I'm not too positive on this, but I think artists (other than photographers) normally use some sort of paper glue or spary adhesive or something that doesn't require heat.  I can find out more info if you want me to.


----------



## havoc (Jul 31, 2004)

No one else has anything to say on this  There ust be an answer, just wish i knew what it was.


----------



## ang (Jul 31, 2004)

I've been an an artist and picture framer for a couple of years and after researching this topic for the past several months, I'm more frustrated than educated.  Due to the different types of digitals combinations--inks, printers, photo papers, bonding tissues, bonding temperatures, dwell times, mounting boards--there is no clear-cut method of dry mounting a digital.  I have found some success dry mounting at low temps but I choose to hinge my digitals (up to 8X10) more often.
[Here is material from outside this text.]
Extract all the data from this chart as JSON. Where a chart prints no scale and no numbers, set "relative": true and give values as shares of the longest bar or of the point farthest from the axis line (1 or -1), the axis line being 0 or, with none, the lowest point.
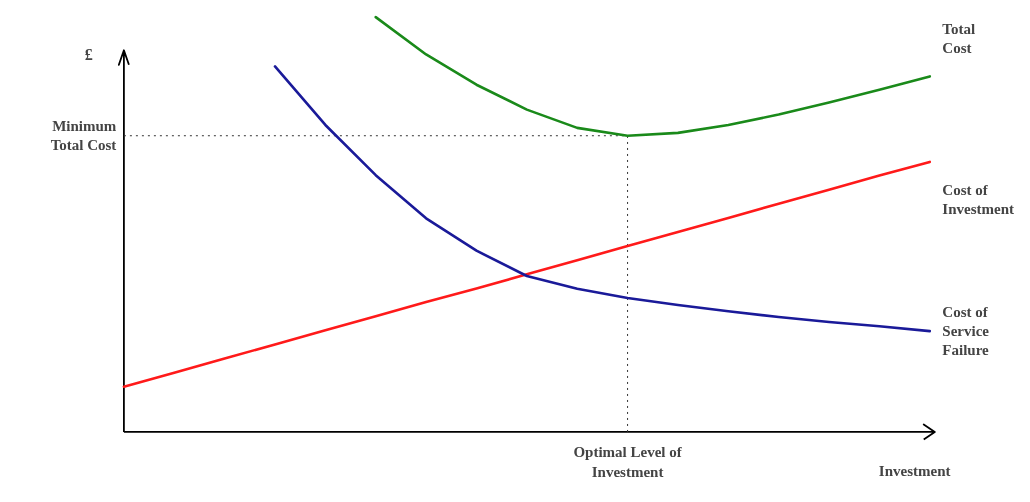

Try this web site:  www.thegrumble.com  and search the forum for digital or mounting.  Be prepared to be overwhelmed for a wide range of input!!  I've contacted product manufacturers and other professional picture framers and got a wide variety of responses.  Some manufacturers say their inks should never be exposed to dry mounting temperatures and I know other picture framers who claim to have never had a problem dry mounting digitals.

I hear your frustration.  I can't believe with the digital age upon us, that there isn't a clear cut answer to your question, but as I said earlier, look at the complexities of the digital age and that is why the question is difficult to answer.
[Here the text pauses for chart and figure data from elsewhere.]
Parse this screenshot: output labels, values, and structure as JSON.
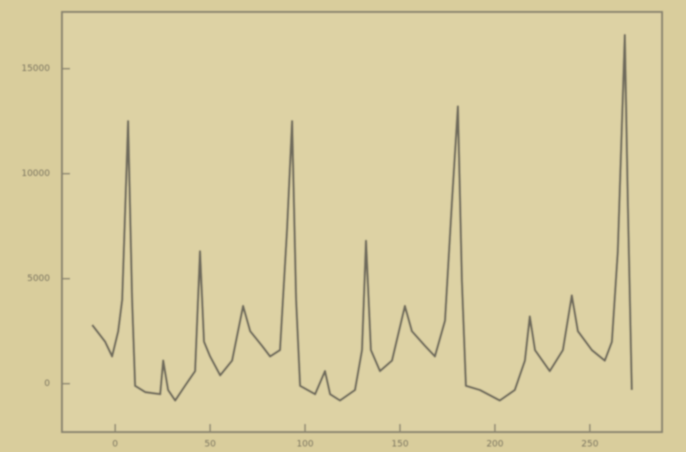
{
  "chart_data": {
    "type": "line",
    "x": [
      -12.1,
      -5.3,
      -1.6,
      1.6,
      3.7,
      6.8,
      8.9,
      10.5,
      15.8,
      23.7,
      25.3,
      27.9,
      31.6,
      36.8,
      42.1,
      44.7,
      46.8,
      50.0,
      55.3,
      61.6,
      67.4,
      71.1,
      77.4,
      81.6,
      86.8,
      90.5,
      93.2,
      95.3,
      97.4,
      105.3,
      110.5,
      113.2,
      118.4,
      126.3,
      130.0,
      132.1,
      134.7,
      139.5,
      145.8,
      152.6,
      156.3,
      163.2,
      168.4,
      173.7,
      177.4,
      180.5,
      182.6,
      184.7,
      192.1,
      202.6,
      210.5,
      215.8,
      218.4,
      221.1,
      228.9,
      235.8,
      240.5,
      243.7,
      251.1,
      257.9,
      261.6,
      264.7,
      268.4,
      270.0,
      272.1
    ],
    "series": [
      {
        "color": "#6e6a5c",
        "values": [
          2800,
          2000,
          1300,
          2500,
          4000,
          12500,
          4000,
          -100,
          -400,
          -500,
          1100,
          -300,
          -800,
          -100,
          600,
          6300,
          2000,
          1300,
          400,
          1100,
          3700,
          2500,
          1800,
          1300,
          1600,
          7300,
          12500,
          4000,
          -100,
          -500,
          600,
          -500,
          -800,
          -300,
          1600,
          6800,
          1600,
          600,
          1100,
          3700,
          2500,
          1800,
          1300,
          3000,
          8700,
          13200,
          4900,
          -100,
          -300,
          -800,
          -300,
          1100,
          3200,
          1600,
          600,
          1600,
          4200,
          2500,
          1600,
          1100,
          2000,
          6300,
          16600,
          8700,
          -300
        ]
      }
    ],
    "xlim": [
      -28,
      288
    ],
    "ylim": [
      -2300,
      17700
    ],
    "xticks": [
      0,
      50,
      100,
      150,
      200,
      250
    ],
    "yticks": [
      0,
      5000,
      10000,
      15000
    ]
  }
}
I don't know the sizes of your pictures, but consider cold mounting.  If you insist on dry mounting, talk to local picture framer, use your own trial and error, do your own research, but be sure!  Beinfang makes a tissue called "Clearmount".  THEY CLAIM it is specifically formulated for dry mounting certain inkjet papers and pigmented inks??  Keep in mind, digital should be dry mounted at a low temp and min. amount of required dwell time and pre-drying will remove moisture.

Sorry I can't be of more help.  Good luck.  Let me know how things go.


----------



## Slowboat (Jul 31, 2004)

For all of the digital prints I have mounted I use an acid free lined tape, http://www.dickblick.com/zz173/16/products.asp?param=0&ig_id=1059 

Mounting procedure is to use a T-Hinge so that the print can be remounted to something different at a later time without damage to the original print. The tape works well with Fuji Crystal Archive paper and I have mounted prints up to 12x18.

The process is a little more time consuming than dry mounting with a heat press but prefer this method and is cheaper than buying a press.

You may also want to look at un-gummed linen tape and use rice glue for the the tape.


----------